Should I rush to trade in my car in case prices crash?


FILE — A lot of used cars in Reading, Pennsylvania July 16, 2013. When buying used cars, the best dealers offer insurance, but better prices could be found elsewhere. Check the Carfax and offer to meet in a police station parking lot. (Mark Makela/The New York Times)Mark Makela/New York Times News Service

I have a five year old SUV and was thinking of trading it in next year. But with used car prices so high, should I rush to do it this spring in case they crash? I want to get as much as possible on the exchange. – Cary, Calgary

What goes up must come down. But while used car prices in Canada appear to have bottomed out, don’t expect a sudden crash, says a market analyst at Canadian Black Book, a service that tracks used car prices.

“As new car production begins to pick up, we expect used car prices to begin to fall,” said James Hancock, director of OEM strategy and analysis. ) at Markham, Ontario. Canadian Black Book.

Used car prices in Canada have risen 51% since March 2020, due to a shortage of new cars fueled by pandemic demand and supply chain issues, including a global shortage of semi-automatic chips. female drivers, Hancock said.

“There aren’t enough new cars, so consumers are looking for used cars — what used to be a $20,000 used car would now be worth $30,000,” Hancock said. “New car inventory is down 50% compared to the same period last year and used car inventory is down 20%.”

In addition, due to the current demand for used cars in the United States, more Canadian used cars are being sent there than before the pandemic, contributing to the shortage of used cars here, said Hancock.

But once automakers can get more chips and build enough new cars to meet demand, used car prices should eventually return to pre-pandemic levels, Hancock said.

So when could this happen? Estimates vary. Hancock thinks there will likely be a gradual decline in used car prices as automakers catch up over the next year.

For 2022, Hancock predicts used car prices could experience a “moderate” decline this year of a few hundred dollars.

But he expects used car prices to remain above pre-pandemic levels through 2025.

Another seller’s market

Remember when used cars used to depreciate 30 or 40% in the first year?

Right now, some new cars bought last year have barely lost value, Hancock said.

Some high-demand used 2017 models are worth nearly as much now as they were new, Hancock said, based on what buyers are willing to pay today. For example, a 2017 Honda Civic is worth 99% of its original price, a 2017 Volkswagen Beetle is worth 98% and a 2017 Toyota Tacoma is worth 97%, Hancock said.

If you bought a 2017 Porsche Cayman when it was new and sold it today, you’d make money — it’s worth 101% of its list price in 2017.

All used cars have seen their prices rise since a shortage of computer chips hit new car production this time last year, although the rise was greatest for cars four years old or older. less, Hancock said.
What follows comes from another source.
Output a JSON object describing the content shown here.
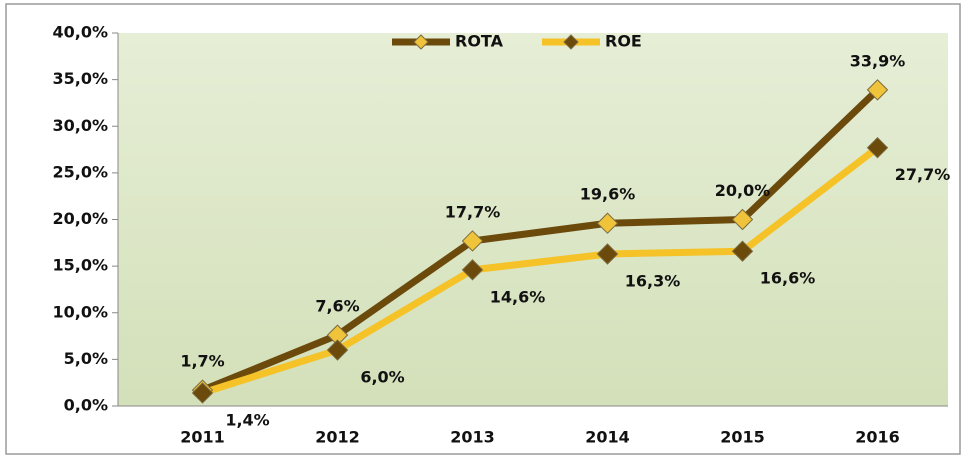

Vehicles in high demand like pickup trucks saw the biggest price increase.

“It’s like the gold rush in the Yukon,” said Peter Hatges, national automotive industry leader at KPMG. “If you’re flipping a three- or four-year lease, you can actually get some money back when you flip the car.”
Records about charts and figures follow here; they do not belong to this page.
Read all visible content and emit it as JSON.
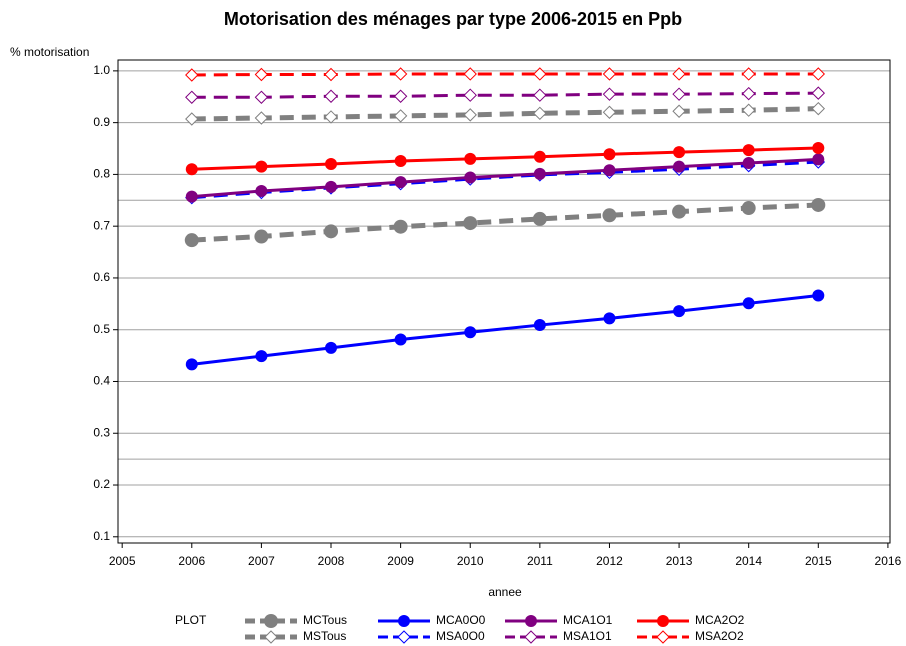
{
  "chart_data": {
    "type": "line",
    "title": "Motorisation des ménages par type 2006-2015 en Ppb",
    "y_label": "% motorisation",
    "x_label": "annee",
    "legend_title": "PLOT",
    "x": [
      2006,
      2007,
      2008,
      2009,
      2010,
      2011,
      2012,
      2013,
      2014,
      2015
    ],
    "xlim": [
      2004.94,
      2016.03
    ],
    "xticks": [
      2005,
      2006,
      2007,
      2008,
      2009,
      2010,
      2011,
      2012,
      2013,
      2014,
      2015,
      2016
    ],
    "ylim": [
      0.088,
      1.021
    ],
    "yticks": [
      0.1,
      0.2,
      0.3,
      0.4,
      0.5,
      0.6,
      0.7,
      0.8,
      0.9,
      {
        "value": 1,
        "label": "1.0"
      }
    ],
    "reference_lines": [
      0.25,
      0.75
    ],
    "grid": true,
    "legend": "bottom",
    "series": [
      {
        "name": "MCTous",
        "color": "#808080",
        "dashed": true,
        "marker": "circle",
        "values": [
          0.673,
          0.68,
          0.69,
          0.699,
          0.706,
          0.714,
          0.721,
          0.728,
          0.735,
          0.741
        ]
      },
      {
        "name": "MSTous",
        "color": "#808080",
        "dashed": true,
        "marker": "diamond",
        "values": [
          0.907,
          0.909,
          0.911,
          0.913,
          0.915,
          0.918,
          0.92,
          0.922,
          0.924,
          0.927
        ]
      },
      {
        "name": "MCA0O0",
        "color": "#0000ff",
        "dashed": false,
        "marker": "circle",
        "values": [
          0.433,
          0.449,
          0.465,
          0.481,
          0.495,
          0.509,
          0.522,
          0.536,
          0.551,
          0.566
        ]
      },
      {
        "name": "MSA0O0",
        "color": "#0000ff",
        "dashed": true,
        "marker": "diamond",
        "values": [
          0.755,
          0.765,
          0.774,
          0.782,
          0.791,
          0.799,
          0.804,
          0.81,
          0.817,
          0.824
        ]
      },
      {
        "name": "MCA1O1",
        "color": "#800080",
        "dashed": false,
        "marker": "circle",
        "values": [
          0.757,
          0.768,
          0.776,
          0.785,
          0.794,
          0.801,
          0.808,
          0.815,
          0.822,
          0.829
        ]
      },
      {
        "name": "MSA1O1",
        "color": "#800080",
        "dashed": true,
        "marker": "diamond",
        "values": [
          0.949,
          0.949,
          0.951,
          0.951,
          0.953,
          0.953,
          0.955,
          0.955,
          0.956,
          0.957
        ]
      },
      {
        "name": "MCA2O2",
        "color": "#ff0000",
        "dashed": false,
        "marker": "circle",
        "values": [
          0.81,
          0.815,
          0.82,
          0.826,
          0.83,
          0.834,
          0.839,
          0.843,
          0.847,
          0.851
        ]
      },
      {
        "name": "MSA2O2",
        "color": "#ff0000",
        "dashed": true,
        "marker": "diamond",
        "values": [
          0.992,
          0.993,
          0.993,
          0.994,
          0.994,
          0.994,
          0.994,
          0.994,
          0.994,
          0.994
        ]
      }
    ]
  }
}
Like Hancock, Hatges also expects used car prices to gradually return to pre-pandemic levels as new car production catches up.

“If you look at used car prices in the short term, we probably have some resistance to a big drop in prices, but prices will return to normal in the next 18 to 24 months,” Hatges said.

One thing that could slow the return to normal, he said, is the current push from automakers to sell more electric vehicles.

“There could be a little cushion [to falling used car prices] because people may be inclined to buy [internal combustion engine] vehicles, Hatges said.

Indeed, people who are wary of electric cars may keep their gas-powered car longer than they otherwise would have. Or, they may seek out a used gas-powered car instead of buying a brand new electric or hybrid vehicle, Hatges predicts.

This could temporarily keep gasoline-powered used cars in higher demand and shorter supply.

A balancing act

Whatever you decide to do, there will be compromises.

“If you are looking to maximize your [trade-in value], you might want to trade in your car sooner rather than later, said Hancock of Canadian Black Book. “But replacing a vehicle right now is difficult – you might have to pay more for that car and you might have to wait for that car.”

If you order a car today, you’ll likely have to wait three to five months for delivery, he said.

Not only that, most manufacturers have ended cash rebates and incentives on new cars for the time being because their inventory is so low and demand is so high – and some have increased the sticker price compared. to last year, Hancock said.

“So you used to see ads where they said you would get $5,000 on the car,” Hancock said. “They don’t offer that anymore.”

Do you have a driving question? Send it to [email protected] and put “Conduct Issues” in your subject line. Emails without the correct subject line may not receive a response. Canada is a big country, so let us know where you are so we can find the answer for your city and province.